Analysis
The purpose of the Analysis module is to make it easy for users to analyze time series data. We provide a variety of analyzers to inspect data properties. Moreover, we provide report API to show aggregated results of analyzers .
1. Analyzer
Currently support analyzers:
Summary : Statistical indicators, currently support numbers, mean, variance, minimum, 25% median, 50% median, 75% median, maximum value, missing percentage, stationarity p value.
Max : Compute maximum values of given columns.
FFT : Frequency domain analysis of signal based on fast Fourier transform.
STFT : Time-frequency analysis of signal based on short-time Fourier transform.
CWT : Time-frequency analysis of signal based on continuous wavelet transform.
The following code snippet shows how to apply analyzers on a TSDataset object.
We use the UNI_WTH
dataset as a sample, which is a univariate dataset containing weather from 2010 to 2014, where WetBulbCelsuis
represents the wet bulb temperature.
from paddlets.datasets.repository import get_dataset
from paddlets.analysis import Summary
tsdataset = get_dataset('UNI_WTH')
tsdataset.summary()
sum = Summary()
sum(tsdataset)
# WetBulbCelsius
#missing 0.000000
#count 35064.000000
#mean 1.026081
#std 6.898354
#min -26.400000
#25% -3.800000
#50% 0.600000
#75% 6.600000
#max 16.300000
Note that base analyzers can be invoked by TSdataset
directly:
Currently support base analyzers: Summary , Max .
from paddlets.datasets.repository import get_dataset
tsdataset = get_dataset('UNI_WTH')
tsdataset.summary()
1. Analysis Report
Analysis Report is designed to show aggragated analysis results in the form of a report. Three examples to get a analysis report are demonstrated below :
2.1 Default Analysis Report
from paddlets.analysis import AnalysisReport
from paddlets.datasets.repository import get_dataset
tsdataset = get_dataset('UNI_WTH')
report = AnalysisReport(tsdataset)
# export a file named "analysis_report.docx" to current path by default
report.export_docx_report()
2.2 Customized Analyzers Report with Default Config
from paddlets.analysis import AnalysisReport
from paddlets.datasets.repository import get_dataset
tsdataset = get_dataset('UNI_WTH')
report = AnalysisReport(tsdataset, ["summary","fft"])

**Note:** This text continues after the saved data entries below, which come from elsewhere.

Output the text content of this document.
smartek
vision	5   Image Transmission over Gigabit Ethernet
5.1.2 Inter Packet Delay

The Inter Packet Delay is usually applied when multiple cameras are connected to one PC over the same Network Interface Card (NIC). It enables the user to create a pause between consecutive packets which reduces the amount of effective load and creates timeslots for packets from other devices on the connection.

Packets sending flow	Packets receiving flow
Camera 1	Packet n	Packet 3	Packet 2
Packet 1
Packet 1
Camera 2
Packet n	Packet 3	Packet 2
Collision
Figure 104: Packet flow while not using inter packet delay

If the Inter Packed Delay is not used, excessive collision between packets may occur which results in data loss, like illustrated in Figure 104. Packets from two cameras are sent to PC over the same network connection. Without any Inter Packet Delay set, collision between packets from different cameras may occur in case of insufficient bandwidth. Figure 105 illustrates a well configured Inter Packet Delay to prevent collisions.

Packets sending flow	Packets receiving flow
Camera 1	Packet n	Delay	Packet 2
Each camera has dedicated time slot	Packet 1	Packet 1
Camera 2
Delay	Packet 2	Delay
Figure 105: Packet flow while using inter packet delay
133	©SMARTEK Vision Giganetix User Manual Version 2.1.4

# export a file named "analysis_report.docx" to current path by default
report.export_docx_report()
2.3 Customized Analyzers Report with Customized Config
from paddlets.analysis import AnalysisReport
from paddlets.datasets.repository import get_dataset
tsdataset = get_dataset('UNI_WTH')
customized_config = {"fft":{
"norm":False,
"fs":1
}
}
report = AalysisReport(tsdataset, ["summary","fft"], customized_config)
# export a file named "analysis_report.docx" to current path by default
report.export_docx_report()